The periodontal status of participants was unchanged at 1 year post-operatively. This might be attributed to the lack of overall awareness to periodontal disease among patients and providers alike. However, the same Brazilian group reported contradictory results in a series of publications: de Moura-Grec et al. (2014) [24] found an increased prevalence of periodontal pockets (p=0.02) and a mean pocket depth increase of about 0.5 mm (p<0.001). Similarly, Marsicano et al (2012) [12] reported an increase in the number of periodontal pockets associated with bariatric surgery (OR = 3.29. 95%CI 1.16-9.33, p=0.039). In a more recent study by de Carvalho Sales-Peres et al. (2015), 50 patients who underwent bariatric surgery were examined at 12 months. They found a statistically significant increase in the mean PPD and CAL (PPD from 1.84 ± 0.47 to 2.07 ± 0.43, CAL from 1.96 ± 0.61 to 2.15 ± 0.52). In the same period, the amount of P. gingivalis increased (p=0.028) and was associated with PPD and gingival bleeding (p=0.03 and p=0.004 respectively).
Finally, the present study failed to show an effect of bariatric procedures on the impact of oral conditions on their quality of life (mean OHIP-14 score change from 1.6 ± 0.5 to 1.5 ± 0.5, p=0.236). Conversely, Marsicano et al. (2011) [13] reported a significant decrease in the impact of oral health on quality of life 6 months after surgery (p<0.05). While it is well accepted that bariatric therapy itself has in general positive influence on the quality of life [26], it seems reasonable to assume that oral outcomes may not be an influencing factor.
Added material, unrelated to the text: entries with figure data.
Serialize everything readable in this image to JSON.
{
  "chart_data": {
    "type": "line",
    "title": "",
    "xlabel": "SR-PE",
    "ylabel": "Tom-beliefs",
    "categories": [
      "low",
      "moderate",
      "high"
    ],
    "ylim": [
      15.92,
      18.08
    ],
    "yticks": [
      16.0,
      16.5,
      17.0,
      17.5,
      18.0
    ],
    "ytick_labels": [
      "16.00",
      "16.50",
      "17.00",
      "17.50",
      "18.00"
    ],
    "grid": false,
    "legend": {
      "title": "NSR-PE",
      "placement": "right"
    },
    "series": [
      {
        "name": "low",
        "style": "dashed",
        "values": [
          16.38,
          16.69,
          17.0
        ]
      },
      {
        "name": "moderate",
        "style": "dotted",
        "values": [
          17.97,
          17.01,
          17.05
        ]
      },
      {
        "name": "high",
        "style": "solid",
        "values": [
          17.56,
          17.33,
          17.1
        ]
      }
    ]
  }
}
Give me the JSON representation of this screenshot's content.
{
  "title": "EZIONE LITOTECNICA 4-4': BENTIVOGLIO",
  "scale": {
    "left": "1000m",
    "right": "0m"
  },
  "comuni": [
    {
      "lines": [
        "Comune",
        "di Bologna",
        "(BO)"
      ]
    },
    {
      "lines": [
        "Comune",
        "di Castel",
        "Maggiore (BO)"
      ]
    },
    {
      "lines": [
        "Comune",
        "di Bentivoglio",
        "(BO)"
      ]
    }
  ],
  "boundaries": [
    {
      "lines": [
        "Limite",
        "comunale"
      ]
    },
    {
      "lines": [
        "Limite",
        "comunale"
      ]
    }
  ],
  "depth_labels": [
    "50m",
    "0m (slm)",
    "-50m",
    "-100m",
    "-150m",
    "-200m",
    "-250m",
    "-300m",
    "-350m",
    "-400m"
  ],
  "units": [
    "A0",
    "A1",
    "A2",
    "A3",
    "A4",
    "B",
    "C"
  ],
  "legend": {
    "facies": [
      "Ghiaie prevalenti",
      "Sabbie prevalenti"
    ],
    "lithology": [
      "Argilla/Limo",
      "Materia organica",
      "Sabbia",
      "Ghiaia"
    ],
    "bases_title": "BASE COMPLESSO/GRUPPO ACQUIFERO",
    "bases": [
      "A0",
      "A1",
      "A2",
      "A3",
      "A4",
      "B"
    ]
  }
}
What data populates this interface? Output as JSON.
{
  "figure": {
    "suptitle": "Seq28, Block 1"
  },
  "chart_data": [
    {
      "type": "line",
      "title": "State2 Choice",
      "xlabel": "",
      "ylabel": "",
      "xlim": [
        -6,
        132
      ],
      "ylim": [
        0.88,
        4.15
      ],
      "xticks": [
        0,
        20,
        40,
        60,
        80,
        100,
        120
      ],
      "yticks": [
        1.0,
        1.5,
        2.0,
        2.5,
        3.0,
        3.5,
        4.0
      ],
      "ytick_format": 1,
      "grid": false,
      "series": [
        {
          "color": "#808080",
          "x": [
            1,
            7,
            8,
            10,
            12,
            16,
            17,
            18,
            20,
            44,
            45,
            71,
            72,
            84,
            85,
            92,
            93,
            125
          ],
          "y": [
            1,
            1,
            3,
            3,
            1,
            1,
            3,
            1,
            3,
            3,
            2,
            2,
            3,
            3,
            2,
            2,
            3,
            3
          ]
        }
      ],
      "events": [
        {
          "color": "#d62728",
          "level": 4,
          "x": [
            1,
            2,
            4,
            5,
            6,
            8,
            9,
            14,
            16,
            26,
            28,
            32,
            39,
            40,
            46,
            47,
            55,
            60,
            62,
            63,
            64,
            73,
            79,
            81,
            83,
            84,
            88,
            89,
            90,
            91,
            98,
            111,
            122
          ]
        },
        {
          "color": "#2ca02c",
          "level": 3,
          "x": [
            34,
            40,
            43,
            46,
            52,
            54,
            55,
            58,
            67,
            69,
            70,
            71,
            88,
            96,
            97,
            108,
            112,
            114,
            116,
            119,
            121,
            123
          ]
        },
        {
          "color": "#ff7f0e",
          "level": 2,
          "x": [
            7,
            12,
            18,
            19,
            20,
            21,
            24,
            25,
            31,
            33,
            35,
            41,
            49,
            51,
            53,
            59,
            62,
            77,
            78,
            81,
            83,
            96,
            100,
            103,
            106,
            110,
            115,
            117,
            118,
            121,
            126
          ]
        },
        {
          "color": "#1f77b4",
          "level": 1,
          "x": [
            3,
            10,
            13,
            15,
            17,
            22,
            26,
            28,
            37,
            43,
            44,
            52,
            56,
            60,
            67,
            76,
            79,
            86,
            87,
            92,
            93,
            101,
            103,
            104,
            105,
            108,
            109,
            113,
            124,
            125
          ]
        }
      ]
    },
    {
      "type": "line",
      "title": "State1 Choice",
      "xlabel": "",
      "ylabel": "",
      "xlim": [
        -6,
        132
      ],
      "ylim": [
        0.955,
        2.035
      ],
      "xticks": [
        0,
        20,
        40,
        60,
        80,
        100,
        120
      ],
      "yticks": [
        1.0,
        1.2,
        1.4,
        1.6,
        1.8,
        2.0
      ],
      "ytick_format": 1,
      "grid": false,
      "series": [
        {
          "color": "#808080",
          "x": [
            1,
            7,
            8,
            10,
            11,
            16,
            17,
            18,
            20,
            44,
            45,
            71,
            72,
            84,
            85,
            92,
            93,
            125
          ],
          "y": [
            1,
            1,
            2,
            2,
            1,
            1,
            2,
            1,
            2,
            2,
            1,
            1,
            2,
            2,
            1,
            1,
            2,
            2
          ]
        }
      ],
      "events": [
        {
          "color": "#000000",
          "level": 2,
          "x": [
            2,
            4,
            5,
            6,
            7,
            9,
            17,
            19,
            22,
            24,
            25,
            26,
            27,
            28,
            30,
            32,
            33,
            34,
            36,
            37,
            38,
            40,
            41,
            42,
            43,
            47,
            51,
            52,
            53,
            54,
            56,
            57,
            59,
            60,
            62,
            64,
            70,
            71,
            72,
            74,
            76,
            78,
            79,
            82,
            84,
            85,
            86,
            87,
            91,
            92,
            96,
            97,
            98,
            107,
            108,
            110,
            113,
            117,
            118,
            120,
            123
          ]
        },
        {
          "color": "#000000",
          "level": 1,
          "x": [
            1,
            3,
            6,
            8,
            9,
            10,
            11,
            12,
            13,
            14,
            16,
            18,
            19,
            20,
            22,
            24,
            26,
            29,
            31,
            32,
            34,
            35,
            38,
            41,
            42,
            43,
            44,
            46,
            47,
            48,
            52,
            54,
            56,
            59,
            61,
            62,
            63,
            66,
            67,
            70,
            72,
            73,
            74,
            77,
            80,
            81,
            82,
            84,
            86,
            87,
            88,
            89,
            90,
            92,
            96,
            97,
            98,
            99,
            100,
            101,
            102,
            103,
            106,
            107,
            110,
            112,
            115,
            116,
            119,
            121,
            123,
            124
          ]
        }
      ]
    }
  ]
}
A major disadvantage of the present study is associated with the large dropout (30 out of the 80 patients). The main reason for this dropout was a patient preference to attend follow up at their respective community health care clinics and not to return to the hospital. According to a systematic review reporting on long-term follow-ups after bariatric procedures [27], compliance among the original cohort is rarely achieved. The authors concluded that protocols for handling and maintaining subjects in order to reduce the drop-outs should be developed and adopted in weight loss studies. Hence, while it is unlikely that these patients had a different response to therapy, this phenomenon should be noted.
CONCLUSIONS
Bariatric surgery did not have a significant effect on oral health nor on the perception of quality of life influenced by oral conditions, in spite of significant weight loss and improvements in general health parameters.